Knowledge Gap Contributing to Rise in Korean American Cancer Rate
Lack of knowledge about cancer screening is contributing to a rising rate of cancer in Korean Americans, their leading cause of death. Kyeung Mi Oh, a professor at George Mason University School of Nursing, conducted a study that finds that this cause surpasses any other cause like fatalistic beliefs or lack of health insurance. Colorectal Cancer Screening Knowledge, Beliefs and Practices of Korean Americans, done with Professor Gary Kreps, chair of Mason’s Department of Communication and director of the Center for Health and Risk Communication, tries to avoid some of the methodological mistakes made when studying Asian American communities.
Kreps says that Korean Americans are misunderstood and understudied compared to other Asian American groups. Moreover, he points out that the approach of surveying only Asian Americans who are comfortable in English is inaccurate. “We get a rosier picture of what’s going on out there,” says Kreps. Oh worked with local Korean American community groups and had recent immigrants write answers in Korean.

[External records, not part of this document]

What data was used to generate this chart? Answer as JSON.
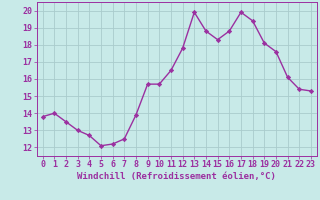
{
  "x": [
    0,
    1,
    2,
    3,
    4,
    5,
    6,
    7,
    8,
    9,
    10,
    11,
    12,
    13,
    14,
    15,
    16,
    17,
    18,
    19,
    20,
    21,
    22,
    23
  ],
  "y": [
    13.8,
    14.0,
    13.5,
    13.0,
    12.7,
    12.1,
    12.2,
    12.5,
    13.9,
    15.7,
    15.7,
    16.5,
    17.8,
    19.9,
    18.8,
    18.3,
    18.8,
    19.9,
    19.4,
    18.1,
    17.6,
    16.1,
    15.4,
    15.3
  ],
  "line_color": "#9B30A0",
  "marker": "D",
  "marker_size": 2.2,
  "bg_color": "#C8EAE8",
  "grid_color": "#AACCCC",
  "xlabel": "Windchill (Refroidissement éolien,°C)",
  "xlim": [
    -0.5,
    23.5
  ],
  "ylim": [
    11.5,
    20.5
  ],
  "xticks": [
    0,
    1,
    2,
    3,
    4,
    5,
    6,
    7,
    8,
    9,
    10,
    11,
    12,
    13,
    14,
    15,
    16,
    17,
    18,
    19,
    20,
    21,
    22,
    23
  ],
  "yticks": [
    12,
    13,
    14,
    15,
    16,
    17,
    18,
    19,
    20
  ],
  "xlabel_fontsize": 6.5,
  "tick_fontsize": 6.0,
  "line_width": 1.0
}
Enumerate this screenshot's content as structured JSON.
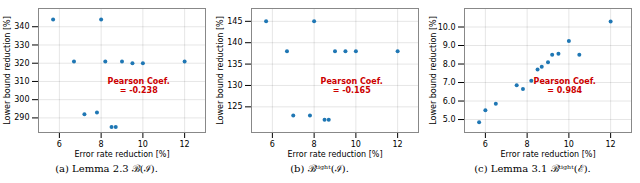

Oh says many Korean Americans are not aware about the importance of screening. “Until they have symptoms, they really aren’t concerned. They don’t think screening is necessary.” Her study focus on colon cancer screening, whose rates have jumped in the Korean American community. Only half of those surveyed knew about colonoscopies, which can detect cancer early enough to stop it. This is in contrast to my Filipino American parents, who have had this procedure done a number of times at the recommended intervals and ages.
Cancer is personal to us on 8asians as cancer has taken some of our family. Many Asian Americans are reluctant to talk about cancer, but cancer screening also helped my father survive prostate cancer, finding it early enough to have it eliminated with minimal problems. It’s also a very personal for Oh, whose father died of cancer. “We should educate immigrants about the benefit of screening early for cancer and the problem of not doing it,” says Oh. “They should be aware of why it is important to have screenings and regular checkups.”